И когда появившийся, наконец, Папа Маленький произнес яркую «воспитательную речь», милиционер разинул рот, хотел что-то сказать, но так и остался сидеть с раскрытым ртом, пока Папа уводил Никиту:

– Космонавт, читать не умеет, адреса не знает... – наконец пробормотал он. – Инопланетяне! Как же это я сразу не догадался!

Михаил Есеновский обладает такой необыкновенной степенью свободы (об освобождении в широком смысле – потрясающая повесть «Гипноз Иванович6» – романтически-ироническая песнь о безграничности творческих возможностей), что всегда строит произведение по законам, установленным только им самим, и никакие каноны и правила, приличествующие текущему рядом литературному процессу, не могут сдержать катастрофический «беспредел»» его фантазии. Есеновский творит так естественно, как это делают разве что сами дети. Он все время играет, но играет, как мы говорили в детстве, «по правде», не обманывая читателей в главном: к основополагающим в жизни вещам он относится серьезно. А вот понимание этих серьезных вещей приходит благодаря юмору и иронии.

____________________

6 Колобок и Два Жирафа. – 2000. – № 2. – С. 98.
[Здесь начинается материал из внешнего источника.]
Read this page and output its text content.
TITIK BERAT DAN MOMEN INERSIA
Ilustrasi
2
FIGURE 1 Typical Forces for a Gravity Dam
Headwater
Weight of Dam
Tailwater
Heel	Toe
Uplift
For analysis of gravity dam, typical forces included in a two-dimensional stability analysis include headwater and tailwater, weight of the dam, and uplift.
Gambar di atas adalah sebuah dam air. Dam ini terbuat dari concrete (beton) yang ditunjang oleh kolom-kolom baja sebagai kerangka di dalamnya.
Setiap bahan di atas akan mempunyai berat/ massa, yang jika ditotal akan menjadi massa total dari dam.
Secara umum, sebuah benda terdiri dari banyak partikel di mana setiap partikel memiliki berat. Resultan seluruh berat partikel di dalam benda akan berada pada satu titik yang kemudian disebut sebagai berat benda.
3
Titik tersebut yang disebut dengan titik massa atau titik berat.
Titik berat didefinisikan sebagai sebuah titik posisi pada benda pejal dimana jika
Рассказывая свои неправдоподобные и при этом абсолютно логичные истории, он убеждает нас, что дети и взрослые не разделены пропастью времени, они так похожи (как похожи дети, верящие в инопланетян, и молодой, но все-таки взрослый милиционер!), что найти общий язык – пара пустяков, стоит только захотеть. Всего-то и нужно, что иметь воображение, уметь играть и верить в чудеса. И тогда на самом деле обязательно произойдет то, что произошло в конце повести, – в доме появилась мама.

Любовь к близким людям, уважение к ним – основа правильных взаимоотношений со всем миром. И еще – чувство собственного достоинства. И еще – умение, не отчаиваясь, преодолевать трудности. И еще – способность достигать цели, не толкаясь локтями. И еще – умение спрятать кулаки в карманы, чтобы разрешить противоречия другим способом. Об этом говорили писатели 90-х в еще не опубликованных тогда произведениях.
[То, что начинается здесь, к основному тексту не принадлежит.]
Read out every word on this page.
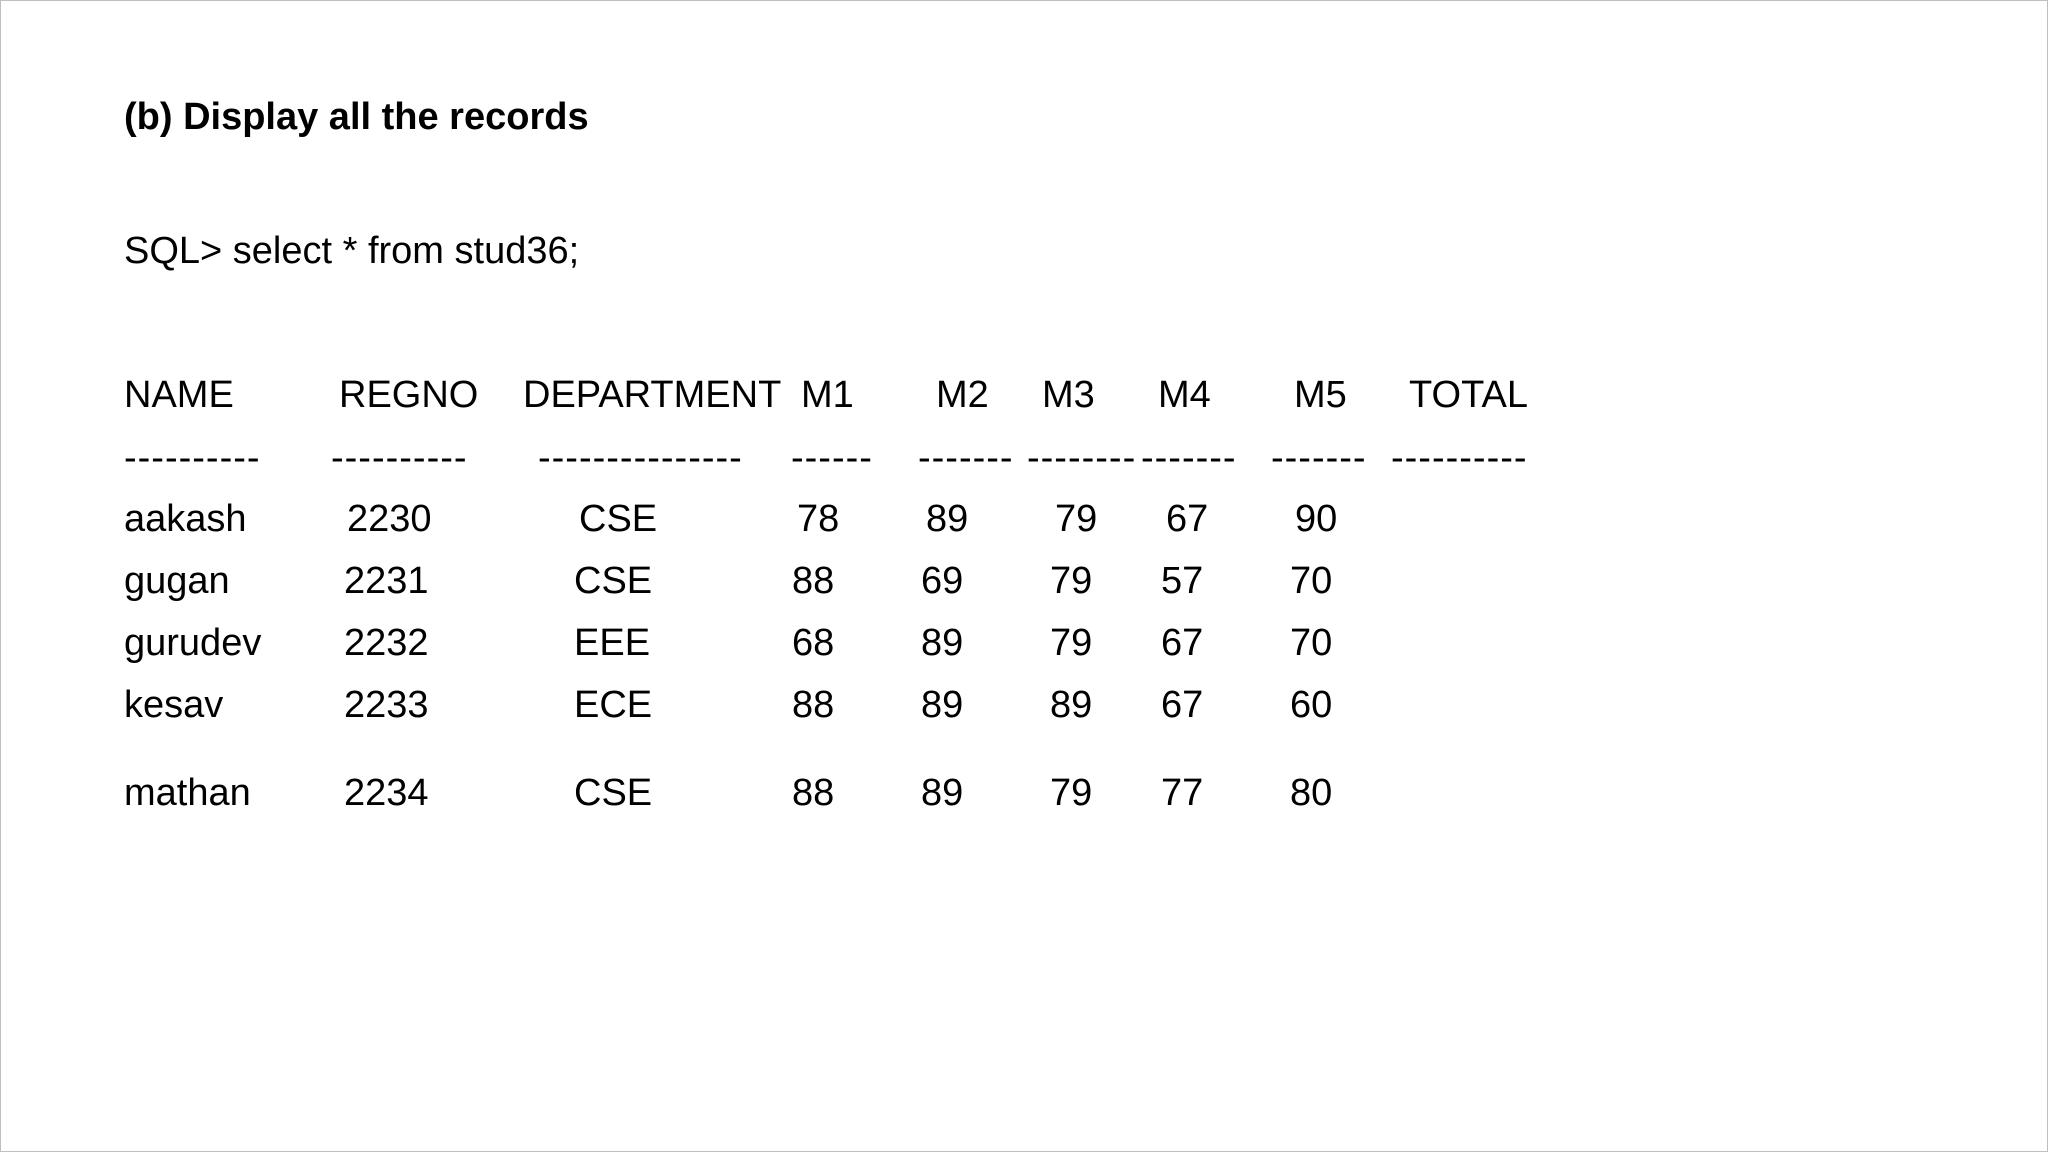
(b) Display all the records
SQL> select * from stud36;
NAME	REGNO DEPARTMENT M1 M2 M3 M4 M5 TOTAL
---------- ---------- --------------- ------ ------- -------- ------- ------- ----------
aakash	2230	CSE	78 89 79 67 90
gugan	2231	CSE	88 69 79 57 70
gurudev 2232	EEE	68 89 79 67 70
kesav	2233	ECE	88 89 89 67 60
mathan 2234	CSE	88 89 79 77 80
Они старались смягчить самые острые конфликты, учили по возможности избегать их, потому что в основе многих конфликтов часто лежит не разность интересов, а элементарная глупость. И в рассказе «Тигр» Сергей Георгиев остроумно с этой глупостью расправляется: охотник и тигр, непримиримые враги, подумав хорошенько и найдя подходящие поводы не связываться друг с другом, расходятся в разные стороны, решив, что называется, поберечь шкуру.

И в смешных «завийральных» историях Юрия Вийры неприятности, происходящие с любимой его героиней, дочерью Алисой, становятся поводом для внешне совершенно несерьезных, а на самом деле, глубоких и значительных психологических открытий, которые помогут любому ребенку преодолеть страх, обиду, одиночество. «Мой папа – Мюнхгаузен» – гордое название книги Вийры, утверждающее торжество фантазии над любой несправедливостью в жизни. Главное – разговаривать с детьми, интересоваться происходящим в их жизни, делиться опытом, но не в форме назиданий, от которых у большинства детей «вянут уши», а в форме веселых воспоминаний о собственных детских приключениях. Если их и не было на самом деле, то они точно существовали в воображении. Даже иронические названия папиных бесед с Алисой настраивают читателей на определенную волну: «О вреде и пользе храпа», «О вреде и пользе чистки зубов», «О вреде и пользе прогулов», «О вреде и пользе чтения», «О вреде и пользе страха перед темнотой»... Главный импульс, передаваемый этой волной, – в литературном произведении своя логика, поэтому в нем может произойти то, что невозможно «на самом деле». Помню, как восхищались дети фантастической концовкой рассказа Кургузова «Солнце на потолке», когда герой, переодевшись по указанию мамы в старую рубаху, лезет за солнечным лучом на потолок...Чувствовали они, что душевное состояние героя, его настроение, мироощущение важнее правдоподобия, и сами следовали за ним, как он следовал за солнечным лучом, заряжаясь мощной жизнеутверждающей энергией.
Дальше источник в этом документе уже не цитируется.